After that we refresh our drinks and head over to the other exposition room where close to the four walls several televisions produce fast flickering black/white screens with changing frequencies. Apparently that's the contribution of Kjell Bjørgeengen who is sitting with his control gear at a table in the middle of the room. Listeners sit, hang, stand or lay around him. Meanwhile at the other side of the table, legendary EAI-guitarplayer Keith Rowe is working on his prepared guitar. He produces high pitched sinus-like tones, sawing guitar sounds, twitches guitareffects and creates other rumble-like sounds. Strangely I can't enter into his soundspectrum. I only feel a sort of fatigue and boreness. As I expected more of his set I wonder if it's me who isn't open to it, who fails to grasp it. I try different approaches: stand still and concentrate, stop looking at the artists (not much to see anyway) wander around the room, try to get distracted by the TV-images so that the music can take me off-guard so to speak - but the TV's keep producing the same sort of black/white blocks, which are - fair is fair - not exactly spectacular to put it mildly. I get the feeling that the duo just isn't doing something new, spectacular or impressive. But with this sort of music/sound/visual art one never knows and aybe others are more positive about this set. After a while we just give up and head to the bar for another drink.

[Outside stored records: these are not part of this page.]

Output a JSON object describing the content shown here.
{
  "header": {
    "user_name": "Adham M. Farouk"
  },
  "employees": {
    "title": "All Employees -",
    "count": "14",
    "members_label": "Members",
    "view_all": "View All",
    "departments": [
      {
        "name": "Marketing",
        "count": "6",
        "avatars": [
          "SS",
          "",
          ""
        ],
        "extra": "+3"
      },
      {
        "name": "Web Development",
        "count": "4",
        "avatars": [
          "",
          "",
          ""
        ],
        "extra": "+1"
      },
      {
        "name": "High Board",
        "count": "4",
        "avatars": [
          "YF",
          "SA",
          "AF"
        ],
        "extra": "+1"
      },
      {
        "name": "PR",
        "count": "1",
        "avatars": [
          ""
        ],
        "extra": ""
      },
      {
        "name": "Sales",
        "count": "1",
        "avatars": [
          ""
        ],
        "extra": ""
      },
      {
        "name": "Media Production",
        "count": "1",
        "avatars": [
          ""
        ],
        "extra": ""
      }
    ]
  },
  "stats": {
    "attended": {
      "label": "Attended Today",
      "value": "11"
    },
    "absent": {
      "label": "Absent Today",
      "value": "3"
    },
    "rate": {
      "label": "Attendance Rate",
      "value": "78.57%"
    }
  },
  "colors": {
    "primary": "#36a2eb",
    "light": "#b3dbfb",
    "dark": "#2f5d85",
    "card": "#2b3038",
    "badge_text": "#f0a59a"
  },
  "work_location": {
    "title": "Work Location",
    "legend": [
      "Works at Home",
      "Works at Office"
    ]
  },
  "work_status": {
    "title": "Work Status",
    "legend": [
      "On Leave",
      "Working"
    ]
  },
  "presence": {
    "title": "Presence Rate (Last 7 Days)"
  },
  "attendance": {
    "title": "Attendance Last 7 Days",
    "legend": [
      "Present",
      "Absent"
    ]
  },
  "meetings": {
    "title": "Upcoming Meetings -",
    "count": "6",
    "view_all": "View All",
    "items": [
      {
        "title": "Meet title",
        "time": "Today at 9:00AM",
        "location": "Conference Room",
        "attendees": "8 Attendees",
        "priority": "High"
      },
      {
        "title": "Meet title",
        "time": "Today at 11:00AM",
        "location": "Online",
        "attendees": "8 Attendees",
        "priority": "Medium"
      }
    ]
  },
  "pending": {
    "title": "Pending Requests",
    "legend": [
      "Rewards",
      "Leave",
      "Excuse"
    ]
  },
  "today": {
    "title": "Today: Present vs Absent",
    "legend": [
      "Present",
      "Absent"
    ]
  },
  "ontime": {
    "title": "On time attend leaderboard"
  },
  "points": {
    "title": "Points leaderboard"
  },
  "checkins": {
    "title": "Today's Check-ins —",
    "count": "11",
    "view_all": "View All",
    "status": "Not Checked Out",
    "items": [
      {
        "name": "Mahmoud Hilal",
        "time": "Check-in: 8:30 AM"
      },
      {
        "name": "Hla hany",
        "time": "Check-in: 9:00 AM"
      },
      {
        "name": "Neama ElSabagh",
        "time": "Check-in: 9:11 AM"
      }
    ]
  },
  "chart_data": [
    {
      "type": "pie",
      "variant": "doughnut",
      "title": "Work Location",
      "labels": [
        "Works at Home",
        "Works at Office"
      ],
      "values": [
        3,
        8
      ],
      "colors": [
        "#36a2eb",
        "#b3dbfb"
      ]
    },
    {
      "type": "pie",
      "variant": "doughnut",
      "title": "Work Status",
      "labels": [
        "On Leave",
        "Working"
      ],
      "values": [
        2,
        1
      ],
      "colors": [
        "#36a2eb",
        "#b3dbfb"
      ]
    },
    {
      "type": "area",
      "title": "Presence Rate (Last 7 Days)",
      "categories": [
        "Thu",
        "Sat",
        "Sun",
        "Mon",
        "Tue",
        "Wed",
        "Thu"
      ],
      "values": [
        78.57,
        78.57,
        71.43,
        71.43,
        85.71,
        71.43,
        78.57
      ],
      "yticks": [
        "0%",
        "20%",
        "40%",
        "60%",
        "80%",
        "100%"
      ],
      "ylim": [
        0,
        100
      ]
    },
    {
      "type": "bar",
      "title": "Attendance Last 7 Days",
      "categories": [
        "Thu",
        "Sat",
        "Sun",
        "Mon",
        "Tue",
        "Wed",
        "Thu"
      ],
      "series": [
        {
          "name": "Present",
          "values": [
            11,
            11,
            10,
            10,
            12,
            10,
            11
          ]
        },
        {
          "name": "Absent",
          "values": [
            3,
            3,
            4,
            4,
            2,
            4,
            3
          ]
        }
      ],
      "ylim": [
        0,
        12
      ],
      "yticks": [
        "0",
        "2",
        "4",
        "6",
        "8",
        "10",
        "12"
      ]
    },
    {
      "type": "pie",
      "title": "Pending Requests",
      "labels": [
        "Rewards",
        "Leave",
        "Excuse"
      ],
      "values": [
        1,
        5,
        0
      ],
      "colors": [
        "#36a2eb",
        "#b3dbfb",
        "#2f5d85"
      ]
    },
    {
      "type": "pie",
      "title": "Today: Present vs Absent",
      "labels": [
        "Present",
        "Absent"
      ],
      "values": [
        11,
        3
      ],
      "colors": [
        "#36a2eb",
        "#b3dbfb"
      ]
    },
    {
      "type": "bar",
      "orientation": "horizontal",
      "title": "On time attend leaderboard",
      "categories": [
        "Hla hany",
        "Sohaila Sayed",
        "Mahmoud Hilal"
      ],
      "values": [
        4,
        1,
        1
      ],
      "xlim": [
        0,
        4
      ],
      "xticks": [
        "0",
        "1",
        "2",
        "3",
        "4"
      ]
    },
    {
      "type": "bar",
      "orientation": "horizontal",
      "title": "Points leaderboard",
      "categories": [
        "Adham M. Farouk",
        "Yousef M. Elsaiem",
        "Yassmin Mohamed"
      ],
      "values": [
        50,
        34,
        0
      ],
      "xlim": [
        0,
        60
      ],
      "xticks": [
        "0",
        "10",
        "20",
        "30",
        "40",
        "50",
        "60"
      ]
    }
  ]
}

We put all our hopes on the two dudes of MoHa!. Last year I saw them performing a great massive set of ear-shattering drum/guitar/electronics mayhem at the Magasin4-club in Brussels. It sounded like a blend of Lightning Bolt power with Supersilent weirdness. Now they have teamed up with two visual artists and perform as Fire and Ignorance. And do the four of them deliver? Hell yes! We enter the room and the musicians are allready waiting for us. On both side of the musicians the artists stand behind their light control pannels. The light equipment (stroboscopes, black light, strong spots) are aimed not on the musicians but on the spectators. We are clearly the slaves, they are the masters & in full control. As everybody sits down, doors are closed and lights go out. We wait in anticipation. The silence is abruptly broken by the sound of (amplified?) breaking light tubes. That is the signal for of a series of very loud, intimidating & furious assault on as well ears as eyes. While the musicians go for the ear damage, the light artists attack (100% in phase with the music) our visual senses. The music is loud, atonal and simply put: brutal. Often there's a small pause between the drum/guitar/light/electronic thunder - they clearly choose for the unpredictable start/stop-tactics and play with contrasts between silence and noise; black and white - but the public doesn't aplaude or yell, maybe they don't dare. In fact, the few times I look beside or behind me (when lights are on) I see some people almost pressed against their chairs. One women leaves the room, poor lady. Sometimes the whole concept is so grotesque, so intimidating and perfect that I smile in almost disbelief. What impresses me also is the fact that not only the music is played with great skill but that also the sound - even at this volume - is just perfect. After a merciless (and understandable) short set, people finally relax and applaude. We leave the place delighted and as we walk to the car I feel in my jacket the bag with the protective ear plugs the organisation handed out before the concert ('we've heard the rehearsal this afternoon and it's very extreme'). Oh well, ear plugs are for pussies.